Generalized Population-Based Training for Hyperparameter Optimization in Reinforcement Learning
Bai, Hui, Cheng, Ran
Hyperparameter optimization plays a key role in the machine learning domain. Its significance is especially pronounced in reinforcement learning (RL), where agents continuously interact with and adapt to their environments, requiring dynamic adjustments in their learning trajectories. To cater to this dynamicity, the Population-Based Training (PBT) was introduced, leveraging the collective intelligence of a population of agents learning simultaneously. However, PBT tends to favor high-performing agents, potentially neglecting the explorative potential of agents on the brink of significant advancements. To mitigate the limitations of PBT, we present the Generalized Population-Based Training (GPBT), a refined framework designed for enhanced granularity and flexibility in hyperparameter adaptation.

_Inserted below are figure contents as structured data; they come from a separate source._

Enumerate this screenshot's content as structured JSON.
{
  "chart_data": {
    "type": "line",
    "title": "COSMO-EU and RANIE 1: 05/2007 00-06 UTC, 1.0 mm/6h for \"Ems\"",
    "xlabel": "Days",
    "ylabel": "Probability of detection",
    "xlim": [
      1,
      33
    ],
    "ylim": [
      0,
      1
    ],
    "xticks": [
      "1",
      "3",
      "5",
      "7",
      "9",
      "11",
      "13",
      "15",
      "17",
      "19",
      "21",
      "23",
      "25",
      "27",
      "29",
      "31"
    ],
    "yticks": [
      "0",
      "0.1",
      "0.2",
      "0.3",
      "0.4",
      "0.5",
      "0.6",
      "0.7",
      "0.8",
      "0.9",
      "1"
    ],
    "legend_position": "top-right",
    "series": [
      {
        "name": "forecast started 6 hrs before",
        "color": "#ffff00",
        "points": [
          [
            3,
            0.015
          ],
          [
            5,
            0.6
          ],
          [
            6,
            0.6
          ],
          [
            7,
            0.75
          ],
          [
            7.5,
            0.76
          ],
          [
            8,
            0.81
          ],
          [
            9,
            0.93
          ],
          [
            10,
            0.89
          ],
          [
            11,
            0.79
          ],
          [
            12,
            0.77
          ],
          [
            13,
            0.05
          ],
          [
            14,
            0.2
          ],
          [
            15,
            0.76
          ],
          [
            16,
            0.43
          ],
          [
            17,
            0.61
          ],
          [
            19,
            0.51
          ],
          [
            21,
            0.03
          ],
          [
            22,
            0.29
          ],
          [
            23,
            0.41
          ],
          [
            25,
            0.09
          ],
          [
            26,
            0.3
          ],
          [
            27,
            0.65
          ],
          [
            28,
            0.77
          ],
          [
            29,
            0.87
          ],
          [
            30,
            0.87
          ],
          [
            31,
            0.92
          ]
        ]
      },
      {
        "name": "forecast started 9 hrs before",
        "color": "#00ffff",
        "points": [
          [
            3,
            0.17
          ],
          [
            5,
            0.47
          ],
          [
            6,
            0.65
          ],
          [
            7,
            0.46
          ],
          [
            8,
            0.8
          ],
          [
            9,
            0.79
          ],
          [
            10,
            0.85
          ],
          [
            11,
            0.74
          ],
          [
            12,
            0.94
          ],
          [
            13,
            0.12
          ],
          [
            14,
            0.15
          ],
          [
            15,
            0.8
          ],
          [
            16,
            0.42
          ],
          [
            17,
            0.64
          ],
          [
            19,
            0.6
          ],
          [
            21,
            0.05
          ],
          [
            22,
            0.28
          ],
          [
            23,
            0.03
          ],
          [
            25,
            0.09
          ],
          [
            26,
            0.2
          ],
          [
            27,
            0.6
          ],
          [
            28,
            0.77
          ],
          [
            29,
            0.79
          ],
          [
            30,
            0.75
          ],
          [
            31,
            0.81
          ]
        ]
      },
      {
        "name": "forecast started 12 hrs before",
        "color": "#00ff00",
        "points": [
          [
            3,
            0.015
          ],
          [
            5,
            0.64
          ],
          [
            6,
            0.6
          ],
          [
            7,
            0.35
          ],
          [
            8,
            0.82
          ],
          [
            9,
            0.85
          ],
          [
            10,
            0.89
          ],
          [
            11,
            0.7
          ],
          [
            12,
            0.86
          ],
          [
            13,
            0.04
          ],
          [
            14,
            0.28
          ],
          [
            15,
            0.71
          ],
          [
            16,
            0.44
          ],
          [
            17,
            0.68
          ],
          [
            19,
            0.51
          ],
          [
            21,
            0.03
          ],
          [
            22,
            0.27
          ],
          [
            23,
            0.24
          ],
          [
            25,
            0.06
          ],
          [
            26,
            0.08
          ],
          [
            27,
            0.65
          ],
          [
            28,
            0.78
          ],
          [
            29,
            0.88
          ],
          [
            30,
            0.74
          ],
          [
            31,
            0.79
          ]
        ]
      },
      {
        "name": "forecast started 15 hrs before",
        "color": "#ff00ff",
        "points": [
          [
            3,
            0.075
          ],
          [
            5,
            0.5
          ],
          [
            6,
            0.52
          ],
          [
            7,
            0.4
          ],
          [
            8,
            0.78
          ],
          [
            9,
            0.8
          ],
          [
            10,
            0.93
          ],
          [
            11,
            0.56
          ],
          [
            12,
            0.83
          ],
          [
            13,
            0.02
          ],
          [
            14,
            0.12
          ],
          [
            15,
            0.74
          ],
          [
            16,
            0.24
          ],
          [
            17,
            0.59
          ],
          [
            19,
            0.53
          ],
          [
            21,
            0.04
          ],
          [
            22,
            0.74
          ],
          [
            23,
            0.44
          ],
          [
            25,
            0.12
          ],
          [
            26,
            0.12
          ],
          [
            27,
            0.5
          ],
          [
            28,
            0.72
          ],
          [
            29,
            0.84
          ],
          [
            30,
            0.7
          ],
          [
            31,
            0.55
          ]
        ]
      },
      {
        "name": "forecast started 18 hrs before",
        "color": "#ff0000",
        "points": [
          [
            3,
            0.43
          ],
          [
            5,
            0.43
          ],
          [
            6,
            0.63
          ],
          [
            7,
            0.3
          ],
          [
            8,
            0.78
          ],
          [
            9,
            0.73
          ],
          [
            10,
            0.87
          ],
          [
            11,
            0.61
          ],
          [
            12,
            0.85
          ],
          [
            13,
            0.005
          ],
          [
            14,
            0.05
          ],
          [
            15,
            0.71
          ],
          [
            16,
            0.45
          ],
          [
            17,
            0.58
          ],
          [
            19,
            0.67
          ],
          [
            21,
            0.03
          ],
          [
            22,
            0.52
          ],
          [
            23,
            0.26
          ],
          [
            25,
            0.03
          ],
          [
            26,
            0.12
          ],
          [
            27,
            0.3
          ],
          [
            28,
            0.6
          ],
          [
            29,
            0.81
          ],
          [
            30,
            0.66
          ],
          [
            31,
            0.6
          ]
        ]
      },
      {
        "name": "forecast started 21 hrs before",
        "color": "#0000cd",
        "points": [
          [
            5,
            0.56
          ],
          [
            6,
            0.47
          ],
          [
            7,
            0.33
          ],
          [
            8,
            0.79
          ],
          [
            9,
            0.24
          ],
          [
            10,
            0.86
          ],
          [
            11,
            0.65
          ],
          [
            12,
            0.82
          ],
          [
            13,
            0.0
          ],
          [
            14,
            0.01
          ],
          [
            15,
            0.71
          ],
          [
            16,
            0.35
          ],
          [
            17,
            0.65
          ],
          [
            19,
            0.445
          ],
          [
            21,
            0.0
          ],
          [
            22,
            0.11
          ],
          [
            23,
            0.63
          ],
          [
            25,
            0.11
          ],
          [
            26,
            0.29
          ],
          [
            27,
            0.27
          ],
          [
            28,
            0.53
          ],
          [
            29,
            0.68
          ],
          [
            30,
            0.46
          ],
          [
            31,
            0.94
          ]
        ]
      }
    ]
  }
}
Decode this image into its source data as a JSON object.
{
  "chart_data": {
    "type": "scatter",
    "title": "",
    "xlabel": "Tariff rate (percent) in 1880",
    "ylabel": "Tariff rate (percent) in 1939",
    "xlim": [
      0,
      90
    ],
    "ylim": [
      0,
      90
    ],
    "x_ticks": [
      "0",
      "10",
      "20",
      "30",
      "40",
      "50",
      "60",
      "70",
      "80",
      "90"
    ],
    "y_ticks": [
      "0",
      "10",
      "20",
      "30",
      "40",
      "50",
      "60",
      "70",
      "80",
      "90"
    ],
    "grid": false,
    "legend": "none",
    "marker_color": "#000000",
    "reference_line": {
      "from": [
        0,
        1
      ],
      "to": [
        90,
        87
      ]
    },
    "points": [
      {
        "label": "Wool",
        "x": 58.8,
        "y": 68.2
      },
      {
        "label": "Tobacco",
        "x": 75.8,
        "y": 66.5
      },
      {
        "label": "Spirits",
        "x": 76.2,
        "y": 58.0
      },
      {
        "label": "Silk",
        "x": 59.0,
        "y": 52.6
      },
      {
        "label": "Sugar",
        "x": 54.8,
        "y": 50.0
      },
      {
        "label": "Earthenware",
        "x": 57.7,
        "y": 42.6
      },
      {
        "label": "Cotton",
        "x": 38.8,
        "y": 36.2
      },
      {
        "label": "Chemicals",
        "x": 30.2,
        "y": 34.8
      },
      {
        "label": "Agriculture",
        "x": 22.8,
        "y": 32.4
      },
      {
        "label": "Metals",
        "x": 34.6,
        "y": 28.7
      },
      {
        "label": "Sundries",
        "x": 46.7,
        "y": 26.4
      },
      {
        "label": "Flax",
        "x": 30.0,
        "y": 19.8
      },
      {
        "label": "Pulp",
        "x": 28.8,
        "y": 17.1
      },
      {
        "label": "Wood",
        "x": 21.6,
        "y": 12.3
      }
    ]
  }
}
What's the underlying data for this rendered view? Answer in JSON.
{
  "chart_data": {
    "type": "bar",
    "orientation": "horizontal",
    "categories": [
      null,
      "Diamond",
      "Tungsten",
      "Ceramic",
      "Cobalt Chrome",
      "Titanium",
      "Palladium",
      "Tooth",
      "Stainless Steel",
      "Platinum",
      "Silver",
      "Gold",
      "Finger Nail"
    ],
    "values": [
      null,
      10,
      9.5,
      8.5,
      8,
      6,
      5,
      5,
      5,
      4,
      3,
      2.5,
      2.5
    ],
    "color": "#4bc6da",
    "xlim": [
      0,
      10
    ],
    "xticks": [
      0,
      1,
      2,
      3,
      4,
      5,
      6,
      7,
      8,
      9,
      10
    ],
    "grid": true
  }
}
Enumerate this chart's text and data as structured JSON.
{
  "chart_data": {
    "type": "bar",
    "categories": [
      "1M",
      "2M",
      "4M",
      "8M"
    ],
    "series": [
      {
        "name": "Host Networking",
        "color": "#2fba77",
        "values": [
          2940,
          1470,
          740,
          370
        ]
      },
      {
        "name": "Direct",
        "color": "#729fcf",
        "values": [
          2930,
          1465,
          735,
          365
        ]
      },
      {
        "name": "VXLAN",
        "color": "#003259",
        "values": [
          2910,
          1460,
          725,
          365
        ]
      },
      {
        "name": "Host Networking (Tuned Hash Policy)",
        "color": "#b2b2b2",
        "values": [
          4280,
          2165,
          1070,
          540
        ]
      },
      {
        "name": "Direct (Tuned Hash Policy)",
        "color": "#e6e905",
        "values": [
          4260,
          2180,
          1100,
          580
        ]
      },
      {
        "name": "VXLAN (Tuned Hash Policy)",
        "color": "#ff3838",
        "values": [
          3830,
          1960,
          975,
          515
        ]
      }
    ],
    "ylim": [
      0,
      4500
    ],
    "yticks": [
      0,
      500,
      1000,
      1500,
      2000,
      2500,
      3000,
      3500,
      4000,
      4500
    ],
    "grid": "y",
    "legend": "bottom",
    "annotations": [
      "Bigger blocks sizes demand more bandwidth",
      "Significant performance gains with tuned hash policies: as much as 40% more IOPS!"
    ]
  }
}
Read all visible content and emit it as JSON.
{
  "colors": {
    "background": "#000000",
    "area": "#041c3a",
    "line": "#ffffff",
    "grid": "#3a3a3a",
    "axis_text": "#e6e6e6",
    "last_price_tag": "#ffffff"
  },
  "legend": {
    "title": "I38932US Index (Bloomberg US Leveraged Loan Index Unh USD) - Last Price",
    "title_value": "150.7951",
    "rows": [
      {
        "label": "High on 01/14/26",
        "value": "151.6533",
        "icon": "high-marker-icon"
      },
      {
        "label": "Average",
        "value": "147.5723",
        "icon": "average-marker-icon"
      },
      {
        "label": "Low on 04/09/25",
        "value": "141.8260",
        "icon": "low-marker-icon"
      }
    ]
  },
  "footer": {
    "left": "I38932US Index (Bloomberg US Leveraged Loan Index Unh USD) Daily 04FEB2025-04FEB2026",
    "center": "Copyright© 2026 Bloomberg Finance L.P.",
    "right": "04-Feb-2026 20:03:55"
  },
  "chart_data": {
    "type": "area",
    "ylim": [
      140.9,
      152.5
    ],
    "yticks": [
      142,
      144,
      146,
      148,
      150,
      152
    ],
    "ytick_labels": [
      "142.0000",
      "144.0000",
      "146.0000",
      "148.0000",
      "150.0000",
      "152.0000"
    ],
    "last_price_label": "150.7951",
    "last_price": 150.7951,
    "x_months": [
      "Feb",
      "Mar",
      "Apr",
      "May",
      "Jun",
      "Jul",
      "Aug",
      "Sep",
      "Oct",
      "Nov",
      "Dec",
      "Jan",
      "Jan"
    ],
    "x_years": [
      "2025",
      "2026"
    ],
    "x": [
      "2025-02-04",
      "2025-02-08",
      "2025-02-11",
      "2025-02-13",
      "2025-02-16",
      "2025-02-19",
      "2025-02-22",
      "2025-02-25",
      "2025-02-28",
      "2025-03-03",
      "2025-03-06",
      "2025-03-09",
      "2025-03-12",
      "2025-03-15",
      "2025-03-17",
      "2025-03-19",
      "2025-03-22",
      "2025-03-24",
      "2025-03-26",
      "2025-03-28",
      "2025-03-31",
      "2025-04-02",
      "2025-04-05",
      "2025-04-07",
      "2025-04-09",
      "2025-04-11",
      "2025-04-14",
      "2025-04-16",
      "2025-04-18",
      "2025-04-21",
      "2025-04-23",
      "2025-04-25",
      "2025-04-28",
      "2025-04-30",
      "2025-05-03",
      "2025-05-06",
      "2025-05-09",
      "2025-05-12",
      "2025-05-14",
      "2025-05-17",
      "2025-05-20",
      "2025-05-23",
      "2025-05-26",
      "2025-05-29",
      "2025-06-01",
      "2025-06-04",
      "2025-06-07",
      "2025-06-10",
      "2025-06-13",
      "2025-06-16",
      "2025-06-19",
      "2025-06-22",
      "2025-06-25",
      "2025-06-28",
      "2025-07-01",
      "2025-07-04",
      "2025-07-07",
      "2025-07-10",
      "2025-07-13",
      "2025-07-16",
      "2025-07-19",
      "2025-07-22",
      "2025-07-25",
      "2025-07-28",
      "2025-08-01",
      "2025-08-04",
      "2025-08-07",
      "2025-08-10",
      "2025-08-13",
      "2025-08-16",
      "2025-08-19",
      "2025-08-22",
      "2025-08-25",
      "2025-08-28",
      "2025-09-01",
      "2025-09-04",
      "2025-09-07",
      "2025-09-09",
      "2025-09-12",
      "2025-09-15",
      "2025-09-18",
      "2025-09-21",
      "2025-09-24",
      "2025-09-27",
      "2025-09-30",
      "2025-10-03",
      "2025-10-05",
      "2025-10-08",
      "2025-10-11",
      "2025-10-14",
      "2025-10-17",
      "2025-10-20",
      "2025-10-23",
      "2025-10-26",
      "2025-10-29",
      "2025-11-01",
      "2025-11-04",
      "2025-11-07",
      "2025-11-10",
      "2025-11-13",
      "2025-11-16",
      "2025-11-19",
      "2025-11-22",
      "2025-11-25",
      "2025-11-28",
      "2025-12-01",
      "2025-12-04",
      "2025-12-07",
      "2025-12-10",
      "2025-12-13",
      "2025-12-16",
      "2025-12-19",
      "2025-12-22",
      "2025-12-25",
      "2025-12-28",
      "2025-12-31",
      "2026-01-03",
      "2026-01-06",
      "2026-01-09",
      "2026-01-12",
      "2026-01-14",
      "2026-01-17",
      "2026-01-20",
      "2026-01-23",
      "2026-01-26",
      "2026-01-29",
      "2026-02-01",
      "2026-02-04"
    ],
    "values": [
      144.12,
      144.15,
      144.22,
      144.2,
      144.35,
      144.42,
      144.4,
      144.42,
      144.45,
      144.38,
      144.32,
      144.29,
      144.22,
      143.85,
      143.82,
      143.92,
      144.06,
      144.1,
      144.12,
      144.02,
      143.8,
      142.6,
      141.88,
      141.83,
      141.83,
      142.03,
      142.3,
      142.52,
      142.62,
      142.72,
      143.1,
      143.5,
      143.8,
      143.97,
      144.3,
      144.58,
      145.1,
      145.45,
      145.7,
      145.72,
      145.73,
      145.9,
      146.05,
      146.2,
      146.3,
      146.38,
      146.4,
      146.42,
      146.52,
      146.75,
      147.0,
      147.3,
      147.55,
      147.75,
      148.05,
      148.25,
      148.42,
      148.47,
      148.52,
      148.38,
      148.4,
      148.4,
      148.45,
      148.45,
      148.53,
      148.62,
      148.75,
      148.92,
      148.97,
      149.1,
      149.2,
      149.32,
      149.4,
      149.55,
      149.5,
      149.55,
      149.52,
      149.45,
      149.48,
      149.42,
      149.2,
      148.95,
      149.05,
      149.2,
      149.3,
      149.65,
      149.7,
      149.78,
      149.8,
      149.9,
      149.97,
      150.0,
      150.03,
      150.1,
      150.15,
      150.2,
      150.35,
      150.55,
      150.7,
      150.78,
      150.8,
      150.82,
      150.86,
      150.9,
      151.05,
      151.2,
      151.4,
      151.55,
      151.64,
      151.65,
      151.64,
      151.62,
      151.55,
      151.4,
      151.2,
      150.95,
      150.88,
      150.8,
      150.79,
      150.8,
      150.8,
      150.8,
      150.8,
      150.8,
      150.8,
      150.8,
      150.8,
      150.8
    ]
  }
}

Complementing GPBT, we further introduce Pairwise Learning (PL). Instead of merely focusing on elite agents, PL employs a comprehensive pairwise strategy to identify performance differentials and provide holistic guidance to underperforming agents. By integrating the capabilities of GPBT and PL, our approach significantly improves upon traditional PBT in terms of adaptability and computational efficiency. Rigorous empirical evaluations across a range of RL benchmarks confirm that our approach consistently outperforms not only the conventional PBT but also its Bayesian-optimized variant.